Eskiden “iki göz oda olsun huzurumuz olsun” diyenler şimdilerde ikinci evi, ikinciyi alanlar üçüncü evi kovalar oldu.

Eskiden bir ihtiyaç sahibi gördü mü varını yoğunu paylaşan bizler şimdi yediğini içtiğini paylaşır olduk bir ihtiyaç sahibi görür mü diye düşünmeden.

Yokluğun hakkını veren, kıt kanaat geçinirken mutlu, huzurlu olan biz, Türkiye’nin insanları varlığın hakkını veremedik.

Sokakta yanımızdan geçene tahammül edemez olduk. Son 20 yılda “Niye bakıyorsun” diye 500’ün üzerinde cinayet işlendi yaşadığımız topraklarda.

İşimizin düşmeyeceğini bildiğimiz adama selam bile vermez olduk. Yıllarca kapımızın önünü süpüren temizlik görevlisinin, güvenlik görevlisinin adını bilmiyor, sesini duymuyoruz. Kibir başımızı çevirttirmiyor ona doğru.

Birbirimizin inandığına saygı göstermek yerine “Sen de benim inancıma saygı göstermiyorsun” kalkanının ardına sığınıp ağzımıza geleni saydık.

Devlet Suriyelilere kucak açtı açmasına, çokça da yardım yaptık. Ama kibirle, küçümsemeyle bakanlar hiç eksik olmadı. “Defolsun gitsinler” diyenler hiç bitmedi. “Gitsin ülkelerinde savaşsınlar” diyenler hiç tükenmedi.

Oysa yıllarca Almanya’ya göçen Türk işçilerine yapılan kötü muameleyi ayıplayan da, “bunlar da insan mı be” diyen de, “Şu gavurlarınki de iş mi” diye öfkelenenler de bizlerdik. Hiç de öyle ensar gibi değil, acıyarak baktık, itiraf edelim.

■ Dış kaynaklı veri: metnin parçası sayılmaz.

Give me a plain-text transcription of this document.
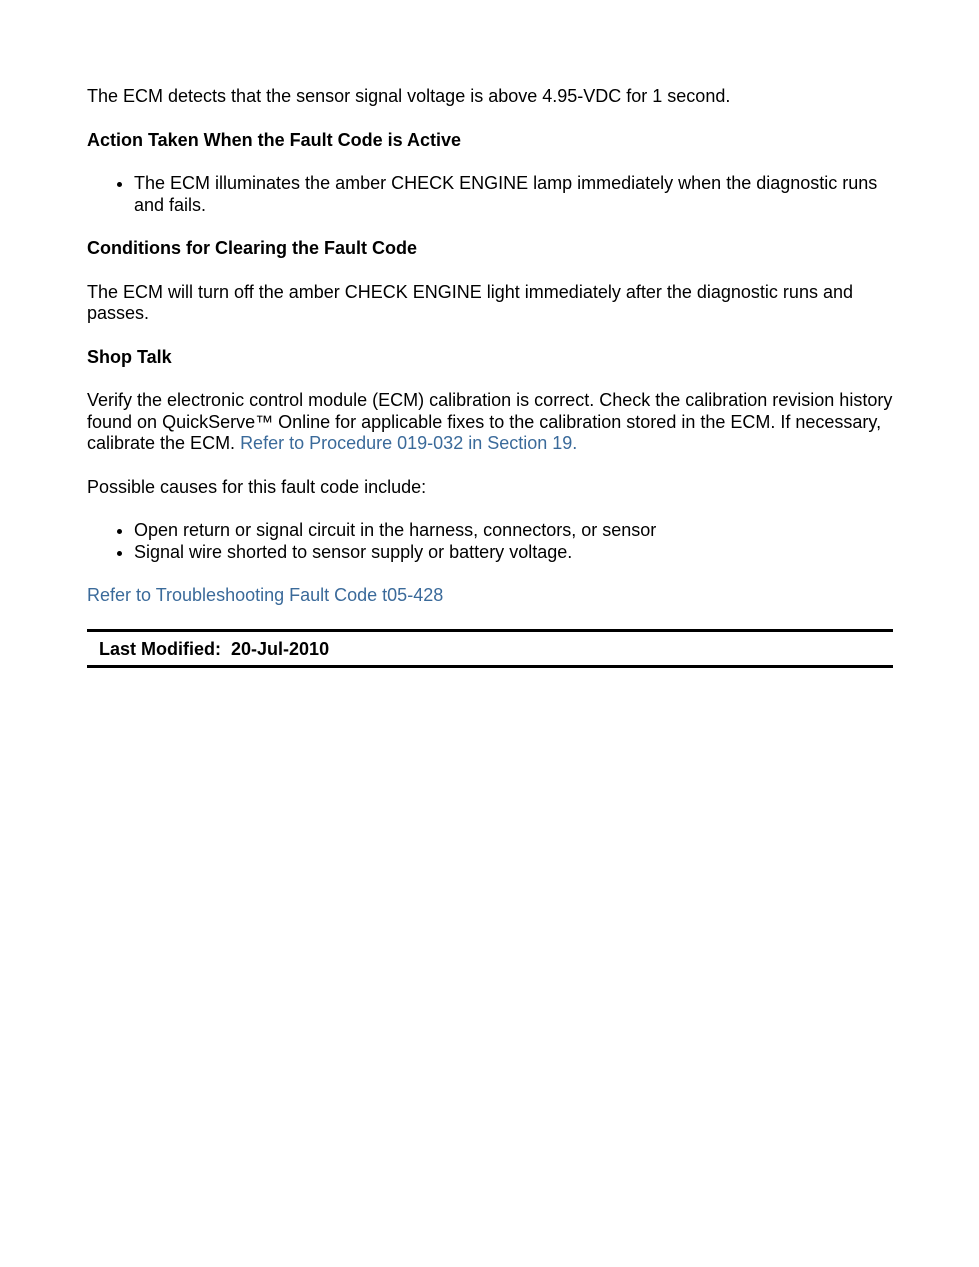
The ECM detects that the sensor signal voltage is above 4.95-VDC for 1 second.

Action Taken When the Fault Code is Active
• The ECM illuminates the amber CHECK ENGINE lamp immediately when the diagnostic runs and fails.
Conditions for Clearing the Fault Code

The ECM will turn off the amber CHECK ENGINE light immediately after the diagnostic runs and passes.

Shop Talk

Verify the electronic control module (ECM) calibration is correct. Check the calibration revision history found on QuickServe™ Online for applicable fixes to the calibration stored in the ECM. If necessary, calibrate the ECM. Refer to Procedure 019-032 in Section 19.

Possible causes for this fault code include:

• Open return or signal circuit in the harness, connectors, or sensor
• Signal wire shorted to sensor supply or battery voltage.

Refer to Troubleshooting Fault Code t05-428

Last Modified: 20-Jul-2010
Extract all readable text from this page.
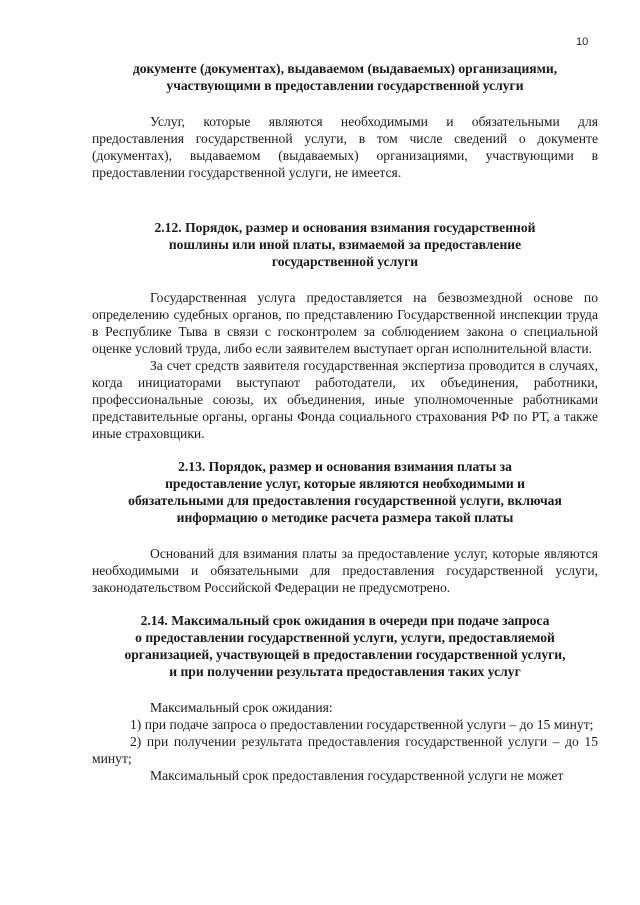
10

документе (документах), выдаваемом (выдаваемых) организациями,

участвующими в предоставлении государственной услуги

Услуг, которые являются необходимыми и обязательными для предоставления государственной услуги, в том числе сведений о документе (документах), выдаваемом (выдаваемых) организациями, участвующими в предоставлении государственной услуги, не имеется.

2.12. Порядок, размер и основания взимания государственной

пошлины или иной платы, взимаемой за предоставление

государственной услуги

Государственная услуга предоставляется на безвозмездной основе по определению судебных органов, по представлению Государственной инспекции труда в Республике Тыва в связи с госконтролем за соблюдением закона о специальной оценке условий труда, либо если заявителем выступает орган исполнительной власти.

За счет средств заявителя государственная экспертиза проводится в случаях, когда инициаторами выступают работодатели, их объединения, работники, профессиональные союзы, их объединения, иные уполномоченные работниками представительные органы, органы Фонда социального страхования РФ по РТ, а также иные страховщики.

2.13. Порядок, размер и основания взимания платы за

предоставление услуг, которые являются необходимыми и

обязательными для предоставления государственной услуги, включая

информацию о методике расчета размера такой платы

Оснований для взимания платы за предоставление услуг, которые являются необходимыми и обязательными для предоставления государственной услуги, законодательством Российской Федерации не предусмотрено.

2.14. Максимальный срок ожидания в очереди при подаче запроса

о предоставлении государственной услуги, услуги, предоставляемой

организацией, участвующей в предоставлении государственной услуги,

и при получении результата предоставления таких услуг

Максимальный срок ожидания:

1) при подаче запроса о предоставлении государственной услуги – до 15 минут;

2) при получении результата предоставления государственной услуги – до 15 минут;

Максимальный срок предоставления государственной услуги не может
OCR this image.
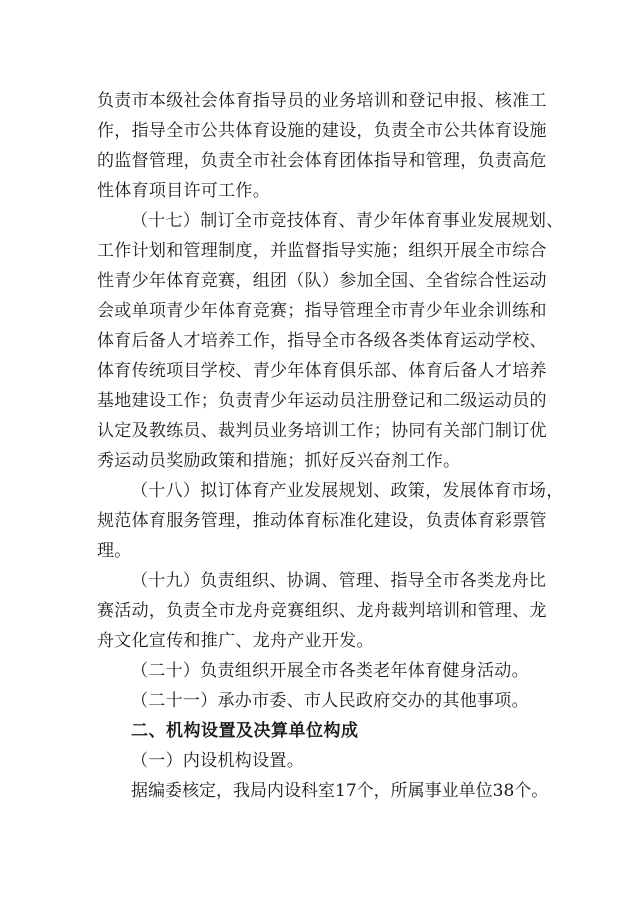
负责市本级社会体育指导员的业务培训和登记申报、核准工
作，指导全市公共体育设施的建设，负责全市公共体育设施
的监督管理，负责全市社会体育团体指导和管理，负责高危
性体育项目许可工作。
（十七）制订全市竞技体育、青少年体育事业发展规划、
工作计划和管理制度，并监督指导实施；组织开展全市综合
性青少年体育竞赛，组团（队）参加全国、全省综合性运动
会或单项青少年体育竞赛；指导管理全市青少年业余训练和
体育后备人才培养工作，指导全市各级各类体育运动学校、
体育传统项目学校、青少年体育俱乐部、体育后备人才培养
基地建设工作；负责青少年运动员注册登记和二级运动员的
认定及教练员、裁判员业务培训工作；协同有关部门制订优
秀运动员奖励政策和措施；抓好反兴奋剂工作。
（十八）拟订体育产业发展规划、政策，发展体育市场，
规范体育服务管理，推动体育标准化建设，负责体育彩票管
理。
（十九）负责组织、协调、管理、指导全市各类龙舟比
赛活动，负责全市龙舟竞赛组织、龙舟裁判培训和管理、龙
舟文化宣传和推广、龙舟产业开发。
（二十）负责组织开展全市各类老年体育健身活动。
（二十一）承办市委、市人民政府交办的其他事项。
二、机构设置及决算单位构成
（一）内设机构设置。
据编委核定，我局内设科室17个，所属事业单位38个。
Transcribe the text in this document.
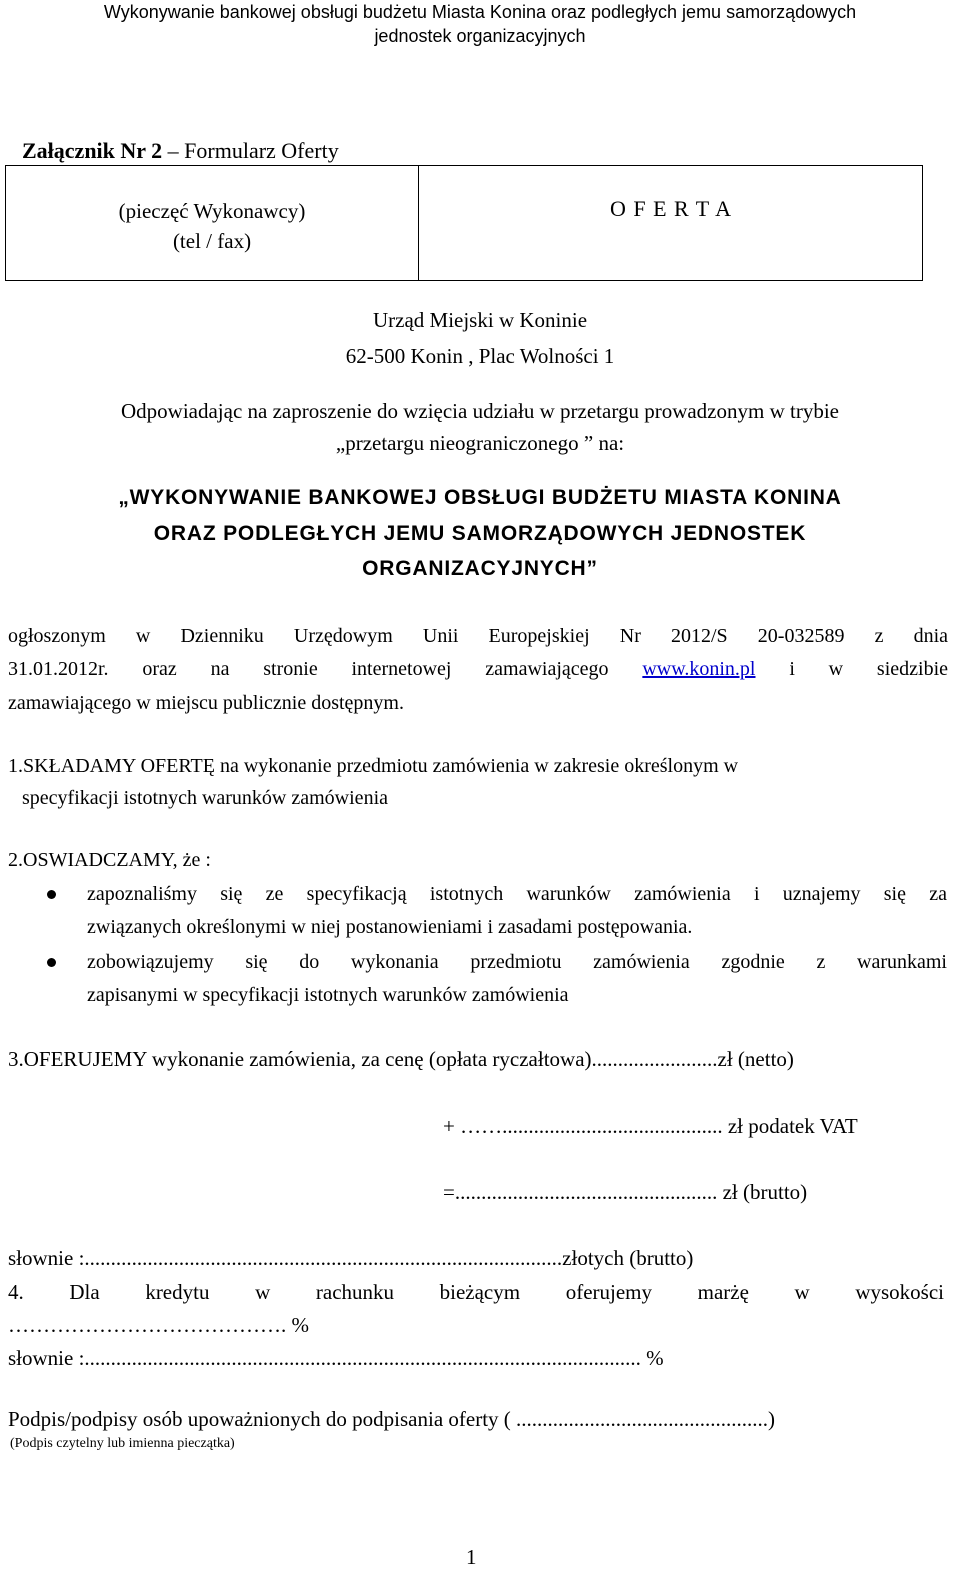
Wykonywanie bankowej obsługi budżetu Miasta Konina oraz podległych jemu samorządowych
jednostek organizacyjnych
Załącznik Nr 2 – Formularz Oferty
(pieczęć Wykonawcy)
(tel / fax)
O F E R T A
Urząd Miejski w Koninie
62-500 Konin , Plac Wolności 1
Odpowiadając na zaproszenie do wzięcia udziału w przetargu prowadzonym w trybie
„przetargu nieograniczonego ” na:
„WYKONYWANIE BANKOWEJ OBSŁUGI BUDŻETU MIASTA KONINA
ORAZ PODLEGŁYCH JEMU SAMORZĄDOWYCH JEDNOSTEK
ORGANIZACYJNYCH”
ogłoszonym w Dzienniku Urzędowym Unii Europejskiej Nr 2012/S 20-032589 z dnia
31.01.2012r. oraz na stronie internetowej zamawiającego www.konin.pl i w siedzibie
zamawiającego w miejscu publicznie dostępnym.
1.SKŁADAMY OFERTĘ na wykonanie przedmiotu zamówienia w zakresie określonym w
specyfikacji istotnych warunków zamówienia
2.OSWIADCZAMY, że :
zapoznaliśmy się ze specyfikacją istotnych warunków zamówienia i uznajemy się za
związanych określonymi w niej postanowieniami i zasadami postępowania.
zobowiązujemy się do wykonania przedmiotu zamówienia zgodnie z warunkami
zapisanymi w specyfikacji istotnych warunków zamówienia
3.OFERUJEMY wykonanie zamówienia, za cenę (opłata ryczałtowa)........................zł (netto)
+ …….......................................... zł podatek VAT
=.................................................. zł (brutto)
słownie :...........................................................................................złotych (brutto)
4. Dla kredytu w rachunku bieżącym oferujemy marżę w wysokości
…………………………………. %
słownie :.......................................................................................................... %
Podpis/podpisy osób upoważnionych do podpisania oferty ( ................................................)
(Podpis czytelny lub imienna pieczątka)
1
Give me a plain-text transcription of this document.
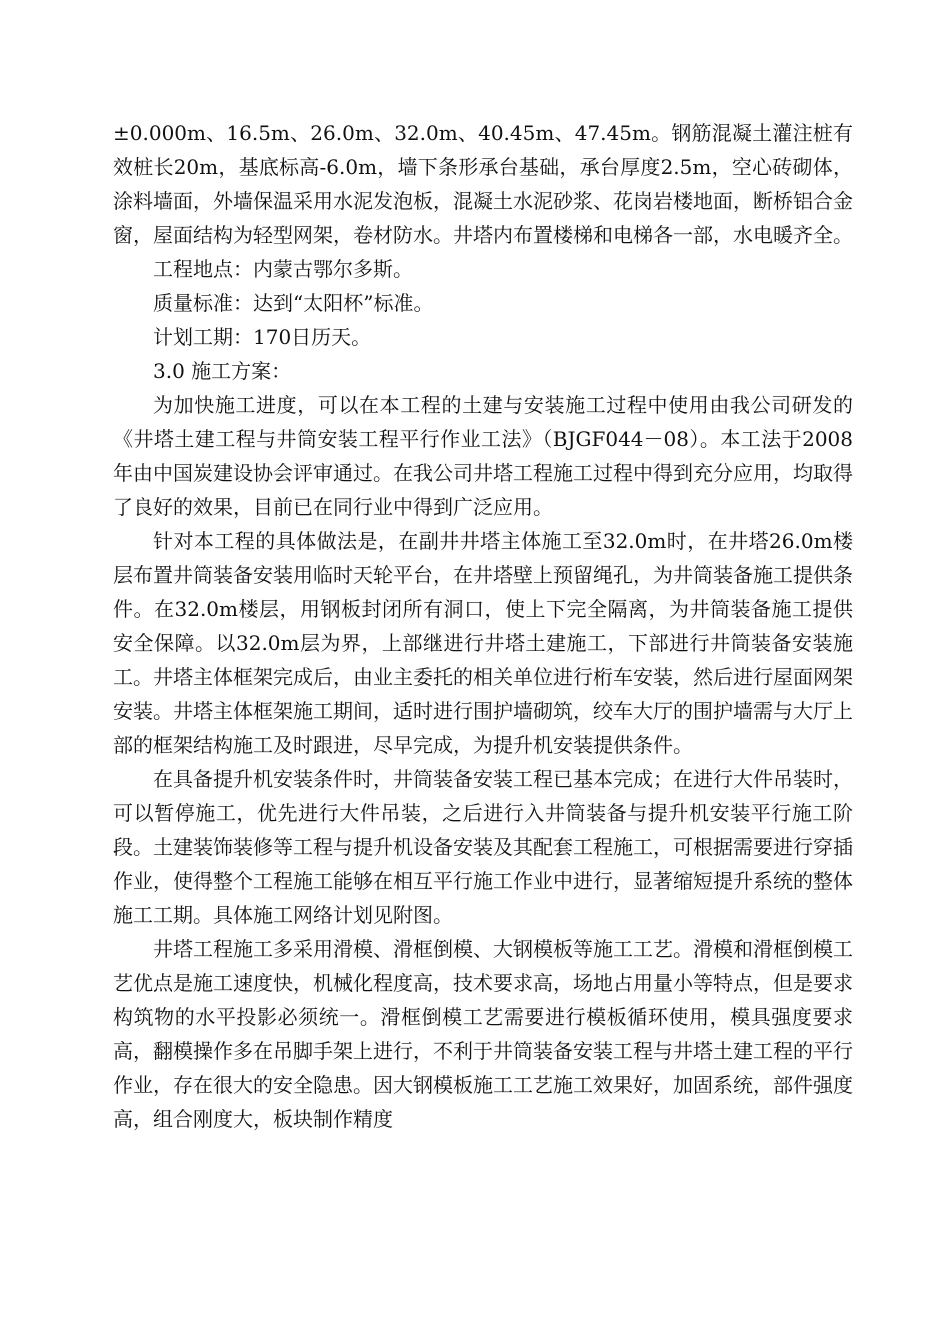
±0.000m、16.5m、26.0m、32.0m、40.45m、47.45m。钢筋混凝土灌注桩有效桩长20m，基底标高-6.0m，墙下条形承台基础，承台厚度2.5m，空心砖砌体，涂料墙面，外墙保温采用水泥发泡板，混凝土水泥砂浆、花岗岩楼地面，断桥铝合金窗，屋面结构为轻型网架，卷材防水。井塔内布置楼梯和电梯各一部，水电暖齐全。

工程地点：内蒙古鄂尔多斯。

质量标准：达到“太阳杯”标准。

计划工期：170日历天。

3.0 施工方案：

为加快施工进度，可以在本工程的土建与安装施工过程中使用由我公司研发的《井塔土建工程与井筒安装工程平行作业工法》（BJGF044－08）。本工法于2008年由中国炭建设协会评审通过。在我公司井塔工程施工过程中得到充分应用，均取得了良好的效果，目前已在同行业中得到广泛应用。

针对本工程的具体做法是，在副井井塔主体施工至32.0m时，在井塔26.0m楼层布置井筒装备安装用临时天轮平台，在井塔壁上预留绳孔，为井筒装备施工提供条件。在32.0m楼层，用钢板封闭所有洞口，使上下完全隔离，为井筒装备施工提供安全保障。以32.0m层为界，上部继进行井塔土建施工，下部进行井筒装备安装施工。井塔主体框架完成后，由业主委托的相关单位进行桁车安装，然后进行屋面网架安装。井塔主体框架施工期间，适时进行围护墙砌筑，绞车大厅的围护墙需与大厅上部的框架结构施工及时跟进，尽早完成，为提升机安装提供条件。

在具备提升机安装条件时，井筒装备安装工程已基本完成；在进行大件吊装时，可以暂停施工，优先进行大件吊装，之后进行入井筒装备与提升机安装平行施工阶段。土建装饰装修等工程与提升机设备安装及其配套工程施工，可根据需要进行穿插作业，使得整个工程施工能够在相互平行施工作业中进行，显著缩短提升系统的整体施工工期。具体施工网络计划见附图。

井塔工程施工多采用滑模、滑框倒模、大钢模板等施工工艺。滑模和滑框倒模工艺优点是施工速度快，机械化程度高，技术要求高，场地占用量小等特点，但是要求构筑物的水平投影必须统一。滑框倒模工艺需要进行模板循环使用，模具强度要求高，翻模操作多在吊脚手架上进行，不利于井筒装备安装工程与井塔土建工程的平行作业，存在很大的安全隐患。因大钢模板施工工艺施工效果好，加固系统，部件强度高，组合刚度大，板块制作精度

Bize ne oldu da sevmediğimize, tenkit ettiğimize benzedik?

Farklı görüştekini aşağılamak, alay etmek prim yapar oldu. En güzel yapanlar tepelere yükseldi. Küstahlık, alaycılık, kibir geçer akçe oldu. 

Suriyeli annenin ve yavrularının cenazesi haberlerini izlediyseniz görmüşsünüzdür. Polis araçlarının etrafını kuşatıp “Bize verin onları” diyen, linç etmek isteyen vatandaşları.

Bize verin onları” diyenlerin evlerine gitsek, kaçının eşinin bedeni yara bere içinde? Fiziksel, değilse de sözlü şiddet görüyor?

Kaçının çocuğu dayak yeme korkusundan tit tit titriyor?

Kaçı çalışanını eziyor, kaçı hakkını veriyor, kaçı çalıştığı yeri velinimet biliyor, hakkıyla çalışıyor?

Sadece onların değil, herhangi bir kapıyı çalın. Gelin, birbirimizin evine gidelim çatkapı.

“Gerçek Müslüman, odur ki Müslümanlar kendisinin elinden ve dilinden emindir.” hadisine kaçımız uyuyoruz?

Kısacası, hiç yanıltmasın sizi o tepkiler. O tepkileri içimizdeki kötü yanımıza veriyoruz. O canileri, katilleri linç ettikçe kendimizi kusursuz, günahsız ve huzurlu hissediyoruz.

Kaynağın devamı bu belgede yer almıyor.